Lorsque Grannar, le père de Diaru, énonça cela d'un air严厉, Hariasu — qui savourait le « Miso braisé de Giba » — s'inclina précipitamment. C'était le bras droit de Grannar, un homme mûr de Jagar. Il était rentré chez lui après le banquet d'il y a six mois, mais il allait désormais assumer la direction par intérim de la succursale de Genos pendant l'absence de Diaru.
Outre les trois personnes de la ferronnerie, Porasu, Merimu et Rifureia, témoins côté Genos, partageaient également la table. Je me dis qu'il fallait équilibrer les effectifs côté Moribe, aussi , Rimi=Ruu et moi-même avions-nous pris place à la même table. Les autres membres devaient profiter du dîner dans la pièce d'à côté, en compagnie de Puratika et Nikola.
« Au fait, j'ai cru comprendre que Diaru avait appris la confiserie auprès des gens de Moribe »
Sur cette relance de Grannar, Rimi=Ruu répondit d'un « Oui ! » plein d'entrain.
« Pour l'instant, juste la façon de faire des manju, du gâteau éponge et de la crème fouettée ! Mais avec les ingrédients qu'on trouve à Jagar, on devrait pouvoir faire de délicieux gâteaux ! »

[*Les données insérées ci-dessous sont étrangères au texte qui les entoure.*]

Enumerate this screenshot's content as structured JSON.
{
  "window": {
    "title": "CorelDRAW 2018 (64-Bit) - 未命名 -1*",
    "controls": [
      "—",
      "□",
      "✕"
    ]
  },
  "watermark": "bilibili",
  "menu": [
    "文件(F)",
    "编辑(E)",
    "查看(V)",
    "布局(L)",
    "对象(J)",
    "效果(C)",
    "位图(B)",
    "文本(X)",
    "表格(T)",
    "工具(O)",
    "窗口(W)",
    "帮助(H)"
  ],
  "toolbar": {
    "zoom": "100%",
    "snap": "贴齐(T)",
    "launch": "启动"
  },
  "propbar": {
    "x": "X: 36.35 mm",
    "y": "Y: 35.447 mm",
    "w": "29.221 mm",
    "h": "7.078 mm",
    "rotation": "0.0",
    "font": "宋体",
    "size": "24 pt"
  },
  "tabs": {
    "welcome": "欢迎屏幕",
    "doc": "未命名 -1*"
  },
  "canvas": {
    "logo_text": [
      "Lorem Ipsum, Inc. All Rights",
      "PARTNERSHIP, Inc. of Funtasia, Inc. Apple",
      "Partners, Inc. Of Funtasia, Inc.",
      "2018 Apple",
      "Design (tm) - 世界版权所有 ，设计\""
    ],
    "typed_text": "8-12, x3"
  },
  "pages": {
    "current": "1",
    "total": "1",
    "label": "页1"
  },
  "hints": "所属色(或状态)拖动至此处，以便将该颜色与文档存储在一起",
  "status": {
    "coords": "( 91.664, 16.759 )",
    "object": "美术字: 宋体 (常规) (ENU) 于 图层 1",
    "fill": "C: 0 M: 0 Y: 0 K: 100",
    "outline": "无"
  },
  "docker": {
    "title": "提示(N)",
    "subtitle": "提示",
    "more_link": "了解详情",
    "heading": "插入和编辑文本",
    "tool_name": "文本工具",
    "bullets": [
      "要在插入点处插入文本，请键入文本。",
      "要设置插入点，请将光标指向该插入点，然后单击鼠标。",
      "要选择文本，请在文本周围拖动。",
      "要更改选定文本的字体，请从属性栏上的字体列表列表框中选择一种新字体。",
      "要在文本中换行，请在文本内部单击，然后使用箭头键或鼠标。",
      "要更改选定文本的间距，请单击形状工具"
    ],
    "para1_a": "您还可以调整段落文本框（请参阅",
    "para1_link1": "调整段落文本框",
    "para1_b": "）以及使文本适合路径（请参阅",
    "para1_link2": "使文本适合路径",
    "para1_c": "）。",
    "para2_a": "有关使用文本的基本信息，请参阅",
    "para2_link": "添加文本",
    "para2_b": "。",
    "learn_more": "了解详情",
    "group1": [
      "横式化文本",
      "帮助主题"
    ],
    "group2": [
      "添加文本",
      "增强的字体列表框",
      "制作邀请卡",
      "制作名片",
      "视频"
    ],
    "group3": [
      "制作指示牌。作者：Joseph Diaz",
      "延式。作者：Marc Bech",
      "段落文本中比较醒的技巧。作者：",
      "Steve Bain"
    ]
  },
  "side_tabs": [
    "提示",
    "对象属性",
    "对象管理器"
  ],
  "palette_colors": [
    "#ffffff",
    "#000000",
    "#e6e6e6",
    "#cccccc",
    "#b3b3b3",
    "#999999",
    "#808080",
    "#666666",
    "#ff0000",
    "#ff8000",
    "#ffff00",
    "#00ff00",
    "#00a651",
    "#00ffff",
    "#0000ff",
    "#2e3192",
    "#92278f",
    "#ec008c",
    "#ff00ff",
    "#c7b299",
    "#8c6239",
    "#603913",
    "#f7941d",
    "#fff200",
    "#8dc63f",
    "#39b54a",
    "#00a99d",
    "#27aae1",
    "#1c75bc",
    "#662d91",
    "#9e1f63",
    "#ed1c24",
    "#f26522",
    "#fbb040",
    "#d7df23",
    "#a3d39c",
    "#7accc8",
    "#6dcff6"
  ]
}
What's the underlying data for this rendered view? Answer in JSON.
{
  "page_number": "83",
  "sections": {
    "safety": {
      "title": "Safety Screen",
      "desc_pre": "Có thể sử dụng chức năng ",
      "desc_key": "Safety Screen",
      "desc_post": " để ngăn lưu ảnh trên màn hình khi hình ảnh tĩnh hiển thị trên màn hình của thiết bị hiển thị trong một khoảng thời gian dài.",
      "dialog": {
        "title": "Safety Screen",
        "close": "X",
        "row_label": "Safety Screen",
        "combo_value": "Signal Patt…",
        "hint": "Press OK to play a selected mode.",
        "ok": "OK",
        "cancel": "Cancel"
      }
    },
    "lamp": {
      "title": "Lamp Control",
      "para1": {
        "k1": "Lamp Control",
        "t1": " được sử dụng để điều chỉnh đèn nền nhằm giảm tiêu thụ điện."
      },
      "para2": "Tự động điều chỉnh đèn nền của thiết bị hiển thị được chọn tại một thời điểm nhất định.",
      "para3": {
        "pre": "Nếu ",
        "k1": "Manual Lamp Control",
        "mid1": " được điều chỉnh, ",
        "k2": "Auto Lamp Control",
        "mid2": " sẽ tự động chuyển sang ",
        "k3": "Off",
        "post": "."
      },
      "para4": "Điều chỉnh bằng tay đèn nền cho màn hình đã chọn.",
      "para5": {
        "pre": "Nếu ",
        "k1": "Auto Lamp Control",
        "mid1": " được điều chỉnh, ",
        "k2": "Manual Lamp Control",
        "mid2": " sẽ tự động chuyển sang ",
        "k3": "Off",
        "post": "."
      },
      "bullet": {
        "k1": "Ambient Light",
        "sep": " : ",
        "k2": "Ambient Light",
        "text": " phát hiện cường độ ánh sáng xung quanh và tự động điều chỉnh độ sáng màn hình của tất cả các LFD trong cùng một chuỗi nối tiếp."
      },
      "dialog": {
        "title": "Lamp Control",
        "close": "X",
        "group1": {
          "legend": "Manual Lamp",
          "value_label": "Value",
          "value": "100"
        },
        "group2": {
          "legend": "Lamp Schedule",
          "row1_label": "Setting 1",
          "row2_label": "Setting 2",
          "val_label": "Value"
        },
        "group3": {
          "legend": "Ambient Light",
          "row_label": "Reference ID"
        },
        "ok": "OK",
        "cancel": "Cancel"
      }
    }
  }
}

« D'ici peu, le chasca de Gerudo circulera peut-être jusqu'à Zeland. Si c'est le cas, la prochaine fois, ce sera des daifuku mochi ? »
Porasu enchaîna gaiement. Lors du banquet précédent, Grannar et les siens avaient apprécié le curry de haricots, si bien qu'ils s'étaient montrés tolérants envers les ingrédients du pays ennemi, Shim. Lorsqu'on leur avait annoncé que le commerce entre Gerudo et Jagar allait s'ouvrir via Genos, Grannar avait affiché une vive admiration.
Le banquet lui-même se déroulait dans une atmosphère très détendue. Grannar et les siens s'étaient sans doute ouverts non seulement aux ingrédients de Shim, mais aussi aux gens de Moribe. Même si ces banquets n'ont lieu que deux fois par an, approfondir peu à peu nos échanges était déjà une grande chose.
« Cependant, Diaru s'est contentée de consigner les recettes par écrit, sans jamais mettre les pieds en cuisine elle-même. Pour une jeune fille de son âge, c'est tout bonnement honteux »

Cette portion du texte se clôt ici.